Deploying Large Language Models on Databricks Model Serving

Welcome to this GitHub repository. Here, we provide example scripts to deploy different Huggingface models on Databricks Model Serving. These examples can also guide you in deploying other models following similar steps.

Getting Started Notebooks

We suggest beginning with the following script. The first notebook uses the "mlflow transformer" flavor to demonstrate the ease and simplicity of deploying models. The second notebook uses "mlflow pyfunc" to illustrate how you can pass additional parameters or can add pre-processing/post-processing with the deployed models.

Optimized LLM Serving

Optimized LLM Serving enables you to take state of the art OSS LLMs and deploy them on Databricks Model Serving with automatic optimizations for improved latency and throughput on GPUs. Currently, we support optimizing the Mosaic MPT model and will continue introducing more models with optimization support.

Scripts for Deploying Popular Models

Use Case Model Deployment Script
Text generation following instructions llama-2 link to script
Text generation following instructions mpt-instruct link to script
Text generation following instructions falcon-instruct link to script
Text generation following instructions databricks-dolly link to script
Text generation following instructions flan-t5-xl link to script
Text Embeddings e5-large-v2 link to script
Transcription (speech to text) whisper-large-v2 link to script
Image generation stable-diffusion-2-1 link to script
Code generation replit-code-v1-3b link to script
Simple Sentiment Analysis bert-base-uncased-imdb link to script

Quantizing Models

You can quantize models to reduce the computational and memory costs of running inference by representing the weights and activations with low-precision data types like 8-bit integer (int8) instead of the 16-bit binary floating point (bfloat16). With quantization, you can deploy 13b model on single A10 and a 7b model on T4 GPU.

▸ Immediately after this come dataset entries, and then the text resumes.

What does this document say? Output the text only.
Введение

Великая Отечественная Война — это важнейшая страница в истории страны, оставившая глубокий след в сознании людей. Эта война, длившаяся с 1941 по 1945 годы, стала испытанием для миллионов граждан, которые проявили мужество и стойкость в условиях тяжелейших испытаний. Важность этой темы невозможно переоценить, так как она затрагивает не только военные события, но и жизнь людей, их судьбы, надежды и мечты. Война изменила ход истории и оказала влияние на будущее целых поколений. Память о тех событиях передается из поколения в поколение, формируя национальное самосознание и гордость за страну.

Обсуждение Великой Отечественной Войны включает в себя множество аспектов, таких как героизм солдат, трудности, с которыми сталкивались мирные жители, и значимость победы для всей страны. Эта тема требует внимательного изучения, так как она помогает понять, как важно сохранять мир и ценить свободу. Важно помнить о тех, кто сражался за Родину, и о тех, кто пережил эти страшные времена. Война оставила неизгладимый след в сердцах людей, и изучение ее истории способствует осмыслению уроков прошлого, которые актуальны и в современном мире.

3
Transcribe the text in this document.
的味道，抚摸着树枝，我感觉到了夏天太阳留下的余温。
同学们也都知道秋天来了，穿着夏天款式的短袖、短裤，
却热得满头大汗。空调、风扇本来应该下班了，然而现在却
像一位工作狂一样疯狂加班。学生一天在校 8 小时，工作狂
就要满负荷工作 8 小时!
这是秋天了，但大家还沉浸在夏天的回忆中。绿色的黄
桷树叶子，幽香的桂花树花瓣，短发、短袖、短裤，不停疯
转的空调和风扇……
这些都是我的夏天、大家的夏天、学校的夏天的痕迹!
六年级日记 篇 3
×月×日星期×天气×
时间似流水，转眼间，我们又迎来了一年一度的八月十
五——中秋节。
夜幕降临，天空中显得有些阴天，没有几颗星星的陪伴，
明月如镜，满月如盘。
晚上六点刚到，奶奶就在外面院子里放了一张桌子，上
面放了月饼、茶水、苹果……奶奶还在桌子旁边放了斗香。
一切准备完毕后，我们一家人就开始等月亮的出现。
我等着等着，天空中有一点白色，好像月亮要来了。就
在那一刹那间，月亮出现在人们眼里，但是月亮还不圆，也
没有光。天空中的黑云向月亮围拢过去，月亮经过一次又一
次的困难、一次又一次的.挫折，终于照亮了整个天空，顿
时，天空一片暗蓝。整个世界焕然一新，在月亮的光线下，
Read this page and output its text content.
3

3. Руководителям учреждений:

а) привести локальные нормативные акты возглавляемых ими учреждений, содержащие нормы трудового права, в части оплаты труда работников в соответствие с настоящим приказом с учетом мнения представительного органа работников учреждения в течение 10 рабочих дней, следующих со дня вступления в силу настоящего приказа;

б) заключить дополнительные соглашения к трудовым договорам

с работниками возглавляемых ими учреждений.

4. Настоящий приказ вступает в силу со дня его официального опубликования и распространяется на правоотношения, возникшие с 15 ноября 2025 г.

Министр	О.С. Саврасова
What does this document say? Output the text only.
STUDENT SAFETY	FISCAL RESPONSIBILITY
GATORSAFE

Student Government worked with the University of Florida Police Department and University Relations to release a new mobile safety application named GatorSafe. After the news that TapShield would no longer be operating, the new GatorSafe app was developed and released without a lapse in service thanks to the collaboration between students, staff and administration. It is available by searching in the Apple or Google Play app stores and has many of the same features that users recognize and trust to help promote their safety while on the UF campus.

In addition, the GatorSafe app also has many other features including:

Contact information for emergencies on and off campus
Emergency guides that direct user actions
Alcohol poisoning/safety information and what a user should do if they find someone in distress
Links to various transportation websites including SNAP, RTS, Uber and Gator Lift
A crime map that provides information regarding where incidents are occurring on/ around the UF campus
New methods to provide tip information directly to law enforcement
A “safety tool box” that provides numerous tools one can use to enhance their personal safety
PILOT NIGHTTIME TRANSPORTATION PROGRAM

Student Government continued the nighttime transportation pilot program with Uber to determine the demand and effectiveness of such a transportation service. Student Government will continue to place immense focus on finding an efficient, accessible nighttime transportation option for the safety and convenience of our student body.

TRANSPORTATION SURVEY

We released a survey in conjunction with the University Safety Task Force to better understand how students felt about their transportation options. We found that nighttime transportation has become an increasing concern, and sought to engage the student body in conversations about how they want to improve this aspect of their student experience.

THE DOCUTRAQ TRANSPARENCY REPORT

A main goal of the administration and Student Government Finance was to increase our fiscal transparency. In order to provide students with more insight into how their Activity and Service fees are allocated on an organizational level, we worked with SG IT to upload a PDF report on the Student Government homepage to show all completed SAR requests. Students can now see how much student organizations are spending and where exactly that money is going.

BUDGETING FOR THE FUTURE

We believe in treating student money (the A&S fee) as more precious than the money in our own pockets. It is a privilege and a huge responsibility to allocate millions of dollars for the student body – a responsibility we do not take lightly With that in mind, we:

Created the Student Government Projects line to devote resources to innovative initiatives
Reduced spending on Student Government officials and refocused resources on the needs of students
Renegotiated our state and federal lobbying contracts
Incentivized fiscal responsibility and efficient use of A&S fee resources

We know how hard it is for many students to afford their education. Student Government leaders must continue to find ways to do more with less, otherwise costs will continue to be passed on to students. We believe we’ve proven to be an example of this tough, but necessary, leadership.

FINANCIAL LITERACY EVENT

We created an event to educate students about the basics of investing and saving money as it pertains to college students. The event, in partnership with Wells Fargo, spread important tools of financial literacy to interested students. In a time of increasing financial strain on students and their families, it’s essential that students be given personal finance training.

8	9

Note: Quantizing the model can degrade model performance and may not necessarily make it faster.

Want to Fine Tune Models?

Please refer to this repository for scripts that detail how to fine-tune LLMs on Databricks: https://github.com/databricks/databricks-ml-examples.

Utility Examples

Task Example Script
Calling Databricks endpoints with langchain link to script
Payload logging using Inference Tables link to script
Measuring GPU Utilization link to script
Installing git Dependencies link to script

Requirements

Before you start, please ensure you meet the following requirements:

  • Ensure that you have Nvidia A10/A100 GPUs to run the script.

  • Ensure that you have MLflow 2.3+ (MLR 13.1 beta) installed.

  • Deployment requires GPU model serving. For more information on GPU model serving, contact the Databricks team or sign up here.

  • Here are some general guidelines for determining GPU requirements when serving a model.

GPU Type GPU Memory Approx Max Model Size (bfloat) Approx Max Model Size (int8)
T4 16 GB 3b 7b
A10 24 GB 7b 20b
4x A10 96 GB 30b 60b
A100 80 GB 30b 60b
4xA100 320 GB 100b

How to Use

Clone this repository and navigate to the desired script file. Follow the instructions within the script to deploy the model, ensuring you meet the requirements listed above.

Contribution

Feel free to contribute to this project by forking this repo and creating pull requests. If you encounter any issues or have any questions, create an issue on this repo, and we'll try our best to respond in a timely manner.

License

This project is licensed under the terms of the MIT license. For the usage license of the individual models, please check the respective links provided above.